Lessons from Jonah: Trading Idols for Mercy
If you've grown up in church, I'm sure, like me, you've learned valuable lessons from the story of Jonah in the Bible.
Here's a quick refresher: God calls the prophet Jonah to go to the Ninevites to implore them to repent and live for God.
Jonah rebuffs, runs the other way, and pays to hop on a ship going in the wrong direction! No way was he going to give those people a chance to repent and live in God's favor!
We all know the rest of the story. God sends a huge storm, making the sailors terrified for their safety! They toss out the ship's cargo, then find Jonah sleeping below. They cast lots and realize he's the problem.
Jonah then volunteers to go overboard, probably relieved to just die instead of facing the people of Nineveh!? But the mariners refuse - at first - until their rowing gets them nowhere!
They finally toss Jonah out into the sea, and he's promptly swallowed by a large fish and stays put for three days and nights. Jonah finds humility in that fish's belly and cries out to God. His prayer is recorded in Jonah 2:
I called out to the LORD,
out of my distress, and he answered me;
Out of the belly of Sheol I cried, and you heard my voice. For you cast me into the deep, into the heart of the seas, and the flood surrounded me;
all your waves and your billows passed over me. Then I said, ‘I am driven away from your sight;
yet I shall again look upon your holy temple.’
The waters closed in over me to take my life;
the deep surrounded me;
weeds were wrapped about my head at the roots of the mountains.
I went down to the land whose bars closed upon me forever;
yet you brought up my life from the pit, O LORD my God.
When my life was fainting away, I remembered the LORD,
and my prayer came to you, into your holy temple.
Those who pay regard to vain idols forsake their hope of steadfast love.

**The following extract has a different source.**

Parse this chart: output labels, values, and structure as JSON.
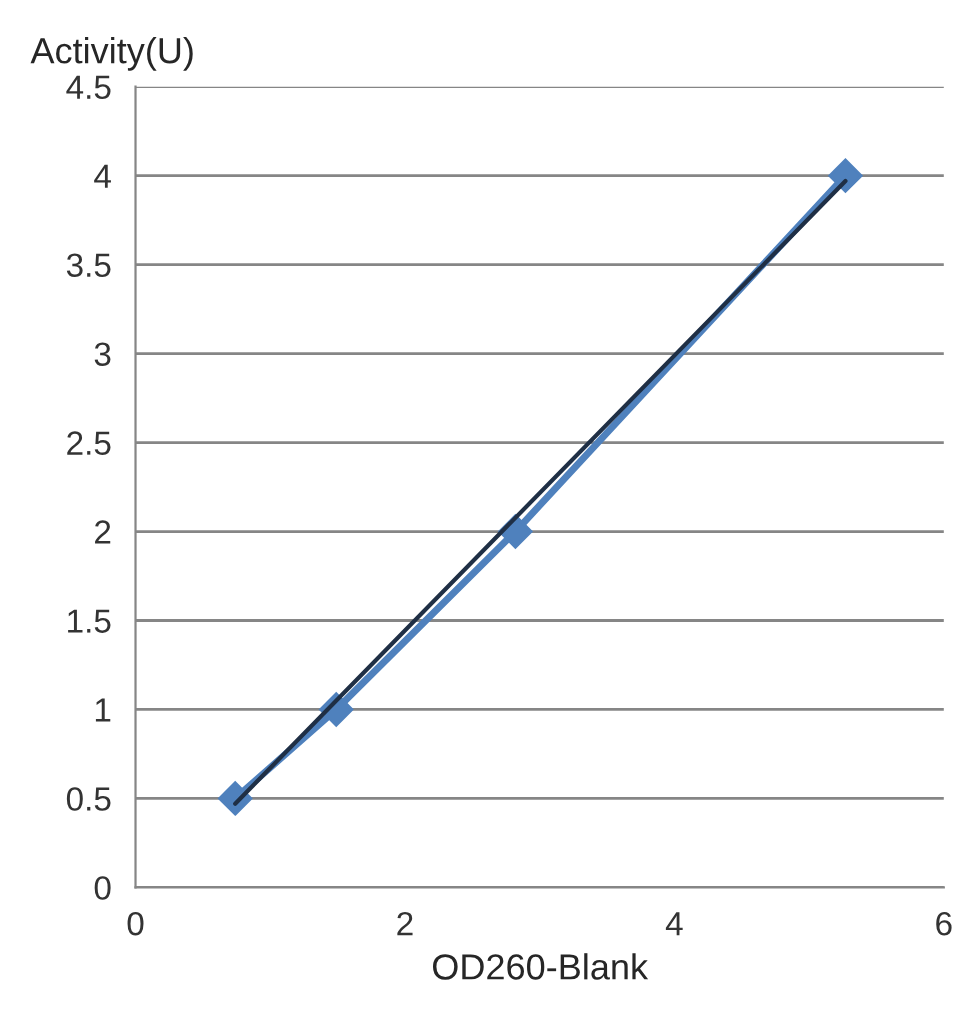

But I with the voice of thanksgiving will sacrifice to you;
what I have vowed I will pay.
Salvation belongs to the LORD!
From this account, we know not to run from God. We learn that God's plans will not be thwarted. We see that He desires the salvation of all people, even the wicked who are seemingly unreachable. We see God wants to use willing hearts.
But there are more lessons in this short four-chapter Old Testament book.
Open-Handed Mercy
I recently noticed this part of Jonah's prayer in verse 8: Those who pay regard to vain idols forsake their hope of steadfast love. Another version records it this way:
Those who regard worthless idols forsake their own mercy. Jonah 2:8
Mercy was an option for the Ninevites, should Jonah carry the message. And mercy was readily available to the seaweed-covered prophet when he finally humbled himself and traded his plans for God's. Worthless idols were in the way.
In my own chronic illness journey,
I worshipped the idol of self-sufficiency.
I bowed at the altar of a life of ease.
I exalted a pain-free life as the best life.
I would not let God's mercy break through my own exalted Life Plan.Â
I thought if I couldn't serve in ways I had when I was able-bodied, the season was wasted and purposeless. I believed I could earn a Good Life with good works. I outright rejected God's hope and steadfast love. But Jonah's prayer in the belly of the fish gives me hope. It's as simple as remembering God is with us in the pit.